Release Notes

Version 4.1 released on 26/2/1999

Tkeclipse Development GUI
This release contains the first version of the tkeclipse Development Environment for Unix and Windows. It consists of an interface to the ECLiPSe top-level and a set of GUI-based development tools. These include a program tracer, a term inspector, file and predicate browsers, hypertext help and various other facilities. They have all been developed using the new ECLiPSe/Tcl interface described below. The development tools can be also be used in user applications that make use of this new Tcl interface.
Generic Scripting Language Interface
This release contains two instances of a Generic ECLiPSe Scripting Language Interface, one for Tcl/Tk and one for Visual Basic. They are both based on the same interface design, which allows different host languages to be plugged in with no differences visible on the ECLiPSe side. The main characteristics of these interfaces are bi-directional event-driven communication and the ability to communicate complex data structures through a language-independent data representation. Refer to the Embedding and Interfacing Manual for details. As far as Tcl/Tk is concerned, for typical applications this interface should be simpler to use than the ProTcXl interface and it avoids a number of difficulties that are inherent in the ProTcXl architecture (quoting, event handling).
To support existing applications, the ProTcXl interface is still included in this release and has been upgraded to work with Tcl/Tk 8.0 and on Windows.
New Debugger
The debugger has been completely re-engineered. It is now mostly written in ECLiPSe, with a small C core. It uses less memory and should be more robust. New features include a simple interface to the ECLiPSe kernel that allows for different debugger interfaces to be plugged into the system. Current examples are: the classical command-line debugger, the graphical (Tk based) debugger, and the programmable interface lib(opium_light). Note that some features of the old debugger are no longer supported. The most visible differences for users of the previous versions are that some built-ins (external predicates) are currently not traceable, that no arguments are shown at fail and leave ports, and that there is currently no retry-facility. Refer to the User Manual for a more detailed description.
Opium light
The Opium debugging system has been reintroduced as a prototype lib(opium_light) using the new debugger interface. It provides most of the functionality of the old Opium except that the debugger runs in the same process as ECLiPSe. This library is maintained externally.
The Generalised Propagation library lib(propia) has been revised and is now solver-independent. A new arc-consistency algorithm has been added which propagates more efficiently for predicates defined solely by facts. For more details, see the ECLiPSe Library Manual.
New libraries
A new library that provides some degree of compatibility with ISO Prolog.

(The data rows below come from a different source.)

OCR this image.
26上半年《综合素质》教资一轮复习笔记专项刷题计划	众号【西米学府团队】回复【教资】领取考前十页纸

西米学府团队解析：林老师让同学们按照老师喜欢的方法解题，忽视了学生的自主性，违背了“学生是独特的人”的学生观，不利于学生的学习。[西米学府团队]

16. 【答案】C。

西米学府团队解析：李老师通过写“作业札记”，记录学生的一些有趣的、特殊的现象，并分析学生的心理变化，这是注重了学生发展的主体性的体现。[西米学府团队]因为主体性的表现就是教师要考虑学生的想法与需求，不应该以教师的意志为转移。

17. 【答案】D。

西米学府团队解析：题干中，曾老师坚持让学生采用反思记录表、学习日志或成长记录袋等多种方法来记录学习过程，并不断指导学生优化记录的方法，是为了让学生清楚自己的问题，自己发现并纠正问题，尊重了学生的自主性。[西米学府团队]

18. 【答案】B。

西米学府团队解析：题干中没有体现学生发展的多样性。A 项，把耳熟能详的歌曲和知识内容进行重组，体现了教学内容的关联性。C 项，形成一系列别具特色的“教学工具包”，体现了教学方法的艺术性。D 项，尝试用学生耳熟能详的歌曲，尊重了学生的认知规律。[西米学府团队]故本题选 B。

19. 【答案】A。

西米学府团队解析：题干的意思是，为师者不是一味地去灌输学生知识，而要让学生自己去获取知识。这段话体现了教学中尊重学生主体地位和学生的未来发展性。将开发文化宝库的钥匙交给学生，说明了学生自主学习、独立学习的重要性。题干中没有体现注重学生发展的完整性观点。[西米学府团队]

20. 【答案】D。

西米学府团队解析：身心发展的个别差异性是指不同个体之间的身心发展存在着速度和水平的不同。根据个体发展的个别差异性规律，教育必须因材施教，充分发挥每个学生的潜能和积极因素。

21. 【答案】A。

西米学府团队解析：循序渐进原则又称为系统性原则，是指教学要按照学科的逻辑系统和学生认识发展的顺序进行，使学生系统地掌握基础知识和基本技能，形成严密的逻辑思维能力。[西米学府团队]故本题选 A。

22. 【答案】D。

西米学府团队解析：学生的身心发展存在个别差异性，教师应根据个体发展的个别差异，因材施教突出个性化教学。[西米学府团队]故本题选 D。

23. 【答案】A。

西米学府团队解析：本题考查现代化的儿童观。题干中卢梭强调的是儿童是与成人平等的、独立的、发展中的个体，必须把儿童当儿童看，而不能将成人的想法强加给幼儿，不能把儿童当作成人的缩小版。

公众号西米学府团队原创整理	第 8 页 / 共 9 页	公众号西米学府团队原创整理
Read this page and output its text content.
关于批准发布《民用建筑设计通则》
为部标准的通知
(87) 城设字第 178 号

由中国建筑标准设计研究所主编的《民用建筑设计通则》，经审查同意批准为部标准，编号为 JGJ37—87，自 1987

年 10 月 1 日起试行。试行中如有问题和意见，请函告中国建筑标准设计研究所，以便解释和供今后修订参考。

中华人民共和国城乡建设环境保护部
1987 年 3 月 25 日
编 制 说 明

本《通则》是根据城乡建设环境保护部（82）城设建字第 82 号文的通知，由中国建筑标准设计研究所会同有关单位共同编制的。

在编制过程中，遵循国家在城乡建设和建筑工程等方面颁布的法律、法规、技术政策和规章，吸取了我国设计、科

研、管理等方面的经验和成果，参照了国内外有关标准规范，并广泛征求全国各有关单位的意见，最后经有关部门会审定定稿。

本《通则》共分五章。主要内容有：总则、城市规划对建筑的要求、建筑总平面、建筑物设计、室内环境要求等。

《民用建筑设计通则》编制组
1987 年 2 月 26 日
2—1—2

Provides compatibility with SICStus' Unix sockets facilities. Can be used independently of the SICStus compatibility library. Note ECLiPSe already provides an alternative interface to the sockets.
New Compiler warnings
The compiler now generates additional warnings about predicates which are declared but not defined (error 76) or used but not declared/defined (error 77). These are usually bugs or bad programming style, however the warnings can be suppressed by setting the event handlers to true/0.
The manuals have been updated to reflect the changes in the new system. The tkeclipse development GUI is not documented in the manual yet, but reasonably extensive help is available on-line with the tools themselves.